James Stanley


A short pendulum with a long period

Sat 8 May 2021
Tagged: science, clocks

The period of a pendulum is proportional to the square root of its length: to double the period, the pendulum needs to become 4x as long. But actually physics has no idea how long your pendulum is, the thing that really matters is the radius of the arc that the centre of mass travels through. There's no inherent reason that we wouldn't be able to increase the radius of this arc without increasing the height of the pendulum.

Demo

Here's a quick-and-dirty Matter.js demo of the simplest mechanism I could think of:

If it runs out of energy you can refresh the page or give it a kick with your mouse.

The pendulum on the left is a "normal" pendulum. The one on the right has a linkage that makes the effective pivot point of the pendulum swing left and right with the weight. This has the effect of flattening out the path of the weight, which approximates an arc of greater radius.

I had to "cheat" in the demo because I couldn't work out how to use Matter.js constraints to keep the angles of the short and long arm synchronised. The pivot at the top is actually static as far as Matter.js is concerned, and my code manually updates its position. This is why the green line has some slight deviations.

How it could work in real life

I wasn't clever enough to include a representation of the actual linkage in the animation, but I envisage something like this, where there is a sprocket at each end of the short arm, with a chain that keeps the angles synchronised:

The sprocket at "pivot 1" is fixed to the frame of the apparatus, and the sprocket at "pivot 2" is fixed to the long arm, so that as the long arm rotates, "pivot 2" pulls itself around the chain, which rotates the short arm around "pivot 1" because the sprocket at "pivot 1" can't move.

If you spend some time thinking about it you might undertand it. Instead of a chain and sprockets we could just as easily have a gear train with an odd number of gears, or a pair of pulleys with a string fixed at opposite sides, or possibly something even better.

Why it's good

I have a vague idea that I'd like to build a mechanical clock at some point. I'm kind of thinking a floor-standing clock of grandfather clock scale, but with less fine woodworking, and more exposed workings of unusual design.

I think it would be fun if the clock ticked really slowly and purposefully, with the second hand jumping several seconds with every tick. To achieve this with a standard pendulum, the clock would need to be very tall indeed. If the clock ticks twice per period of the pendulum (once for each direction), then to get a tick every 5 seconds you would need a 10-second period, which implies a pendulum that is 25 metres tall, which is clearly absurd.

Why it's bad

It is probably very difficult to build the two-armed-linkage with sufficiently-low friction that it would actually work in a clock. I don't know how much energy an escapement can typically impart into a pendulum with each tick, but it is presumably low, otherwise it would compromise the pendulum's regularity (maybe?).
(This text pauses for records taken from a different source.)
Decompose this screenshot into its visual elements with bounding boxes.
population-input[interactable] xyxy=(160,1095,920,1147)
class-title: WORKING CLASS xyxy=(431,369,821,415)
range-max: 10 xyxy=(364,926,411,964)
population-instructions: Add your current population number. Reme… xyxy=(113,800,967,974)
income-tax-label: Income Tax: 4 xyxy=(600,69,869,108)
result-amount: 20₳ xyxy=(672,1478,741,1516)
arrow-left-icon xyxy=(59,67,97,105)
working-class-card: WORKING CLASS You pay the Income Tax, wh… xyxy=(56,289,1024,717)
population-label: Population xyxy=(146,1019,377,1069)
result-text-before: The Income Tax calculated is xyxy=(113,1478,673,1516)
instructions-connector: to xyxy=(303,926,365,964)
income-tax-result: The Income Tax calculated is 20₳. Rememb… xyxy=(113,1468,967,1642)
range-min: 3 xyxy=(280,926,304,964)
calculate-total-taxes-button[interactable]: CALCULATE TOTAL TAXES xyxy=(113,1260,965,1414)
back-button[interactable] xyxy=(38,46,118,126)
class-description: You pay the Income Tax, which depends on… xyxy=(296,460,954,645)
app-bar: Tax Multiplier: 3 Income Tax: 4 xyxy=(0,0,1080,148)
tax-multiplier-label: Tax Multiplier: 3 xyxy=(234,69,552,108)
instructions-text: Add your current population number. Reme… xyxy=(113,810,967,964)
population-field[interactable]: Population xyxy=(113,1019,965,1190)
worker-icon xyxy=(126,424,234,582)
More importantly, the fact that the two-armed-linkage pendulum does not swing through a true circular path means that its period is not truly constant. The mean radius decreases as the weight swings higher, which presumably means the period decreases as the weight swings higher. To get a constant period out of this pendulum, you'd need to ensure that it swings to the same height on every stroke, and if you can do that then you don't need a pendulum in the first place.

My thinking is that the period won't vary too much throughout the useful range of the pendulum, and it doesn't matter if the clock drifts a bit anyway. It would be good to do some calculations to quantify how the period changes with the swinging height. But I can't immediately see how to do that.

Parameters

A normal ideal (spherical cow, frictionless vacuum, etc.) pendulum only has 1 parameter: the length. Or, more precisely, the radius of the arc that the centre of mass swings through.

Our two-armed-linkage pendulum has three interesting parameters: the length of the long arm, the ratio of the length of the short arm to the long arm, and the gear ratio of the sprockets.

As the short arm length tends towards 0, the motion of the two-armed-linkage pendulum tends towards that of the classical pendulum. As the short arm length tends towards that of the long arm, the "arc" tends towards a straight line, where gravity will no longer have any effect on the weight. Where the "short arm" is longer than the "long arm", I think the arc is inverted and gravity will pull the weight towards whichever side it is already on, rather than always pulling towards the centre.

It's not immediately clear to me what happens as the gear ratio changes. My demo and sketch assume a 1:1 ratio, but it is possible that there is a better choice which would more faithfully approximate a circular arc.